Grand Theft Auto: Why It Is Cut Above Rest
First things first, this is just a video game - even if it is a particularly violent one.
So set aside the inevitable hysteria that surrounds the release of any title that invites moral individuals to make immoral decisions, and what is most striking about Grand Theft Auto V is just how cinematic it feels.
From its gloriously detailed cityscapes, to the villains straight out of central casting, to the non-linear freedom to roam that this sandbox game offers, GTA V comes the closest yet to making players feel like they are in a movie.
The game's creators, Rockstar North, have done more than their homework - they have created an entirely believable world, although admittedly filled with some fairly unbelievable characters and events.
Usually when playing a game you are fully aware that what is happening is a fiction.
Yet here, the artifice is almost unnoticeable, the usual barrier between player and completely immersive experience so slight as to barely register.
Yes, you still direct your character with a handheld controller. But you feel with your head, and your heart.
Mark my words, this game will sell by the blood-filled bucketload.
Estimates vary, but 25 million copies are expected to shift in the first 12 months.
Revenues could exceed $1bn the end of the year, and come close to £1bn not long after that.
GTA V is but the latest evidence that video games pose a real challenge to cinema's cultural dominance.
Last year the video games industry was valued at a little over £42bn.

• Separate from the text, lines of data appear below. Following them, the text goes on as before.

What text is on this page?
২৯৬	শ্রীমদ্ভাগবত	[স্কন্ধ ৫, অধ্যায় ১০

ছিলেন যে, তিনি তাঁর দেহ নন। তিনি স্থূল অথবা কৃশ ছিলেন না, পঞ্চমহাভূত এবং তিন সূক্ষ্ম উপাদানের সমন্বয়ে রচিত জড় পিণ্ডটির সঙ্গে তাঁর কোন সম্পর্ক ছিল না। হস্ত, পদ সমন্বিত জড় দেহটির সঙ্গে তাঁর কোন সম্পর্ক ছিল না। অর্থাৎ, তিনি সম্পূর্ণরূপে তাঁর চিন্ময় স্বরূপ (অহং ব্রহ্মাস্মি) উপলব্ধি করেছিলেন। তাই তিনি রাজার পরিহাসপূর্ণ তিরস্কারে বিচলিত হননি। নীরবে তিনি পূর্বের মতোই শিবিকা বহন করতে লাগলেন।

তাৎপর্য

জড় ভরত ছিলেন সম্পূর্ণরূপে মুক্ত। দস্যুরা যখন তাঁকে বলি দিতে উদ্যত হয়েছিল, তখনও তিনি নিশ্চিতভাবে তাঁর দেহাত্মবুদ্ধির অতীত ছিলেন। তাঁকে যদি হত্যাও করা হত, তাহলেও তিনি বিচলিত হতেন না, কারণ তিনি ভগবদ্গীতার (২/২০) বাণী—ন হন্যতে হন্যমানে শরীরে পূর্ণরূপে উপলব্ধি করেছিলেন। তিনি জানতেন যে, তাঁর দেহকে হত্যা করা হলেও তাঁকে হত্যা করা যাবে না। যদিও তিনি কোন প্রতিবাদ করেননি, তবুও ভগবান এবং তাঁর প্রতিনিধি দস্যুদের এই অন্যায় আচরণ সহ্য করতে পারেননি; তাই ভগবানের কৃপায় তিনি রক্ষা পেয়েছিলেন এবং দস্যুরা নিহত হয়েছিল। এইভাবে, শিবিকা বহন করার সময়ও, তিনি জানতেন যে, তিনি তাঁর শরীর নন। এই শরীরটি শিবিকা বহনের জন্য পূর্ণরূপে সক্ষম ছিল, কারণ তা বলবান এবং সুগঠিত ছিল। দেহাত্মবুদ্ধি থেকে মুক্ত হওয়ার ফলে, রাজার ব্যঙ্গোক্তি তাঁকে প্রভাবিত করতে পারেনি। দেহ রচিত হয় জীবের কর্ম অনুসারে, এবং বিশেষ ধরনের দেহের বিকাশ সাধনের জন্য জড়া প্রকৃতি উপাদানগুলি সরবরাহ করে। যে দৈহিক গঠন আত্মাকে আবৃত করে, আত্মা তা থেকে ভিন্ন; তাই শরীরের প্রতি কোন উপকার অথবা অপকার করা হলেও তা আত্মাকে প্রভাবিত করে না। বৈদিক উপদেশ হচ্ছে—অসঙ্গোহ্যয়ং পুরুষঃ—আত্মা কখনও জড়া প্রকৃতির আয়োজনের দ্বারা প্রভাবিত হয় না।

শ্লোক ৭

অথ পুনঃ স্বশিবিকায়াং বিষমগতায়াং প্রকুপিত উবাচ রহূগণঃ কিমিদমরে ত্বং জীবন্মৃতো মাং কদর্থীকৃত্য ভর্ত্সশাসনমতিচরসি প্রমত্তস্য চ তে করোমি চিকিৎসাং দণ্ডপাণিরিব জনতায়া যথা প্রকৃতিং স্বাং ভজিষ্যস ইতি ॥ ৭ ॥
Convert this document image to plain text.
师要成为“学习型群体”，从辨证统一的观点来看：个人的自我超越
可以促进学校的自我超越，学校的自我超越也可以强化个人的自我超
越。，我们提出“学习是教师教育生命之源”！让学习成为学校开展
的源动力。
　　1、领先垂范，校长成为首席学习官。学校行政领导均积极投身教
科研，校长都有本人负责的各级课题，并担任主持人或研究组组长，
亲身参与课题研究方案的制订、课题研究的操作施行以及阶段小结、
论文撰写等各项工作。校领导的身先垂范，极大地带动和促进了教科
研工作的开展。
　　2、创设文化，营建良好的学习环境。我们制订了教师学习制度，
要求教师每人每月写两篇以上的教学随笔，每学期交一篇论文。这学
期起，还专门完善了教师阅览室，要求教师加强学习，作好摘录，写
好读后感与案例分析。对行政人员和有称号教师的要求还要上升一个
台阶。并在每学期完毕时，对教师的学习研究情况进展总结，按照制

By 2014 it is estimated it will be worth almost £52bn.
Pity the residents of Sunset Boulevard. Global box office takings in 2012 amounted to just £22bn.
GTA V had a budget in excess of most Hollywood blockbusters and was five years in development. It shows.
Rockstar North have aped the style and the substance of the hugely profitable gangster genre.
As the midnight queues at games retailers up and down the country have proved, the British-based company clearly has more than a few wise guys in their ranks.
This is no niche industry. Wii-loving grannies; computer-literate toddlers; nostalgic '80s gamers returning to their youthful pursuits; and those who have never put down the joystick - never before have so many enjoyed the simple pleasures video gaming provides.
Except, clearly, the games are no longer simple. Far from it.
An incredible level of sophistication now permeates and characterises these strange new worlds.
Some will argue that the silver screen is dimming. Others, that we are simply demanding more engagement from our entertainment.
So much of GTA V's DNA comes from films that it would be obtuse to suggest that cinema is a dying genre.
But the experience video games provide will only become more immersive.
So perhaps, one day, the credits will no longer roll. End scene, cut, print.